Conduttrice: grazie a te di essere venuto, Brent. Ed eccoci qua... Brent, dove investirai quest'anno?
BL: sai, Daphne, siamo stati ribassisti su gas e petrolio ultimamente e ci siamo un po' espansi verso altri settori. Ci piace proprio questo business degli esseri umani. Guarda un grafico a lungo termine: i prezzi sono ai minimi storici, eppure la domanda globale di lavoro forzato è ancora fortissima. Perciò, questo è uno scenario su cui capitalizzare, secondo noi.
D: Michael, e tu come la vedi questa storia degli esseri umani? Sei interessato?
MD: Oh, assolutamente. Il maggior vantaggio del lavoro "non volontario" quale asset è l'offerta costante. Non ci mancherà mai gente. Nessun'altra materia prima è così.
BL: Daphne, se posso portare la tua attenzione su una cosa... vedi, gli investitori privati stanno già fiutando l'affare. E questo mi dice che questo mercato è lì lì per decollare. Africani e indiani, come al solito, sudamericani ed europei dell'est in particolare sono nella nostra lista acquisti.
D: Interessante. Michael, alla fin fine che cosa consigli?
MO: Consigliamo ai nostri clienti di comprare e tenere in portafoglio. Nessuna ragione di giocarsi questa cosa in borsa. C'è un mare di gente vulnerabile là fuori. E' così eccitante.
D: Roba davvero eccitante, già. Signori, grazie davvero.
Kevin Bales: Ok, l'avete capito. Era uno scherzo. Comunque, mi è piaciuto vedervi sempre più a bocca aperta, finché non l'avete afferrato. MTV Europe ha collaborato con noi alla realizzazione di questo finto servizio. L'hanno inserito tra un video musicale e l'altro senza introduzione, il che trovo sia divertente. Questa invece è la realtà. Il prezzo di un essere umano negli ultimi 40.000 anni in valuta attuale, è stato in media di 40.000 dollari. I soldi comprano cose. Potete vedere che le linee si incrociano con l'esplosione demografica.
Il prezzo medio di un essere umano oggi nel mondo è di circa 90 dollari. Sono più costosi in posti come il Nord America. Gli schiavi costano tra i 3.000 e gli 8.000 dollari in Nord America. Ma posso prendervi posti come l'India o il Nepal dove gli esseri umani si acquistano per 5 o 10 dollari. La chiave qui è che le persone hanno smesso di essere un acquisto in conto capitale e sono diventate come i bicchieri in polistirolo. Li compri a due soldi. Li usi. Li strapazzi per bene. E quando hai finito li getti semplicemente via.

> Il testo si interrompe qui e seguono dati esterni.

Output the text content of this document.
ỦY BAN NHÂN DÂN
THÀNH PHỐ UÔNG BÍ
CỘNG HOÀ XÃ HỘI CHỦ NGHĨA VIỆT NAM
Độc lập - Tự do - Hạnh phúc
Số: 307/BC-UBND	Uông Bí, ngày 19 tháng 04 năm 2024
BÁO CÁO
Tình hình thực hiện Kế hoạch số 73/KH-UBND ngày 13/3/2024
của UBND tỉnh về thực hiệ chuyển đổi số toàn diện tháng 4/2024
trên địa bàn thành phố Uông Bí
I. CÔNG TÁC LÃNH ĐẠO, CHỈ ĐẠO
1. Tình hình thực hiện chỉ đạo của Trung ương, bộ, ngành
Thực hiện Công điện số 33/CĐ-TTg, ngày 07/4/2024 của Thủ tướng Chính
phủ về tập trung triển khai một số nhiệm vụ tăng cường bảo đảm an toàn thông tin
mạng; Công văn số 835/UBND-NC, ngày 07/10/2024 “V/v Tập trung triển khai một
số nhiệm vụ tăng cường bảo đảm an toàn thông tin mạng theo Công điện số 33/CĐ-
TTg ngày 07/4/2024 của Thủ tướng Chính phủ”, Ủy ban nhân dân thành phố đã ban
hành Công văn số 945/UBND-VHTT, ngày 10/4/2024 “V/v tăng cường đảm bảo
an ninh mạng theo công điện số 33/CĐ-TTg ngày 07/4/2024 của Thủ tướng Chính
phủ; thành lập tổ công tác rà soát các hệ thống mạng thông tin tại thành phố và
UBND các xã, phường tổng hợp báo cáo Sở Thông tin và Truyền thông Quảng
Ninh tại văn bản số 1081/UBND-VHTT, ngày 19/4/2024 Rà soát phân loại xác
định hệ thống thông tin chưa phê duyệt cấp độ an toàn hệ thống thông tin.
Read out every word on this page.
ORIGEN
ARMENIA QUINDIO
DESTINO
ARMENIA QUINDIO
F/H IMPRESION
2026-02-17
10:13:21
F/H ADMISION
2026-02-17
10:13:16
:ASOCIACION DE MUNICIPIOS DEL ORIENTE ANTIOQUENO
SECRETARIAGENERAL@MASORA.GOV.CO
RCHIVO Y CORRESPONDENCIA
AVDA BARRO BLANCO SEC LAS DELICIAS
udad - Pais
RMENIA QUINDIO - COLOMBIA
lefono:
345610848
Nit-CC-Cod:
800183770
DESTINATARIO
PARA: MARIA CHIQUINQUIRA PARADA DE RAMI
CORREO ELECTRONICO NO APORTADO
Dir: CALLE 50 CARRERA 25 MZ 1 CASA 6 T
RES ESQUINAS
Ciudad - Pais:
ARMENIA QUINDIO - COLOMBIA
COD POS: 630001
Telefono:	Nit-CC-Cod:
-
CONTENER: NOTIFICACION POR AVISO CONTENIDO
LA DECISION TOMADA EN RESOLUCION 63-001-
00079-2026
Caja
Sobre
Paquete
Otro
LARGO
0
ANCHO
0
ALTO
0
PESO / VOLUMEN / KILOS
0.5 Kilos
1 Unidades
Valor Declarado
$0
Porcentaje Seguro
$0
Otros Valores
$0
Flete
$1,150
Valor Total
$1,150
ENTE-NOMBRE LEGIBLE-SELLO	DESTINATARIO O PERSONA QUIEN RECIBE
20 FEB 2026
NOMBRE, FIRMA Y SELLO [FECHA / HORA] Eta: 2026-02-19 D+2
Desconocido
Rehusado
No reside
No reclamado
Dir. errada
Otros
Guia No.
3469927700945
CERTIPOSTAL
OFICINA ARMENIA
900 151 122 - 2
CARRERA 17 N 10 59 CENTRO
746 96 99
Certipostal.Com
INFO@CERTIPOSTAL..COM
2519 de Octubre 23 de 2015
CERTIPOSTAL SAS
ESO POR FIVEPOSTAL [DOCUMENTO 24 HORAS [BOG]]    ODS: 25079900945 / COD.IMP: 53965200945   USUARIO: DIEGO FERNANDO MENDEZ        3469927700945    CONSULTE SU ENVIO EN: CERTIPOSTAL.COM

Qui siamo in Nepal. Questi ragazzini sono praticamente il sistema di trasporto di una miniera gestita da un padrone. Non ci sono strade laggiù. Così portano carichi di pietre sulla schiena, spesso del loro stesso peso, su e giù per le montagne dell'Himalaya. La madre di uno ci ha detto: "Non ce la facciamo a sopravvivere qui, ma ma sembra che non ce la facciamo nemmeno a morire". E' una situazione orribile. Eppure, se c'è qualcosa che mi fa sentire molto ottimista in tutto ciò è che ci sono anche, oltre ai ragazzi come questo che sono ancora in schiavitù, ci sono anche ex schiavi che ora lavorano per liberare gli altri. Come diremmo noi: sta arrivando Frederick Douglass.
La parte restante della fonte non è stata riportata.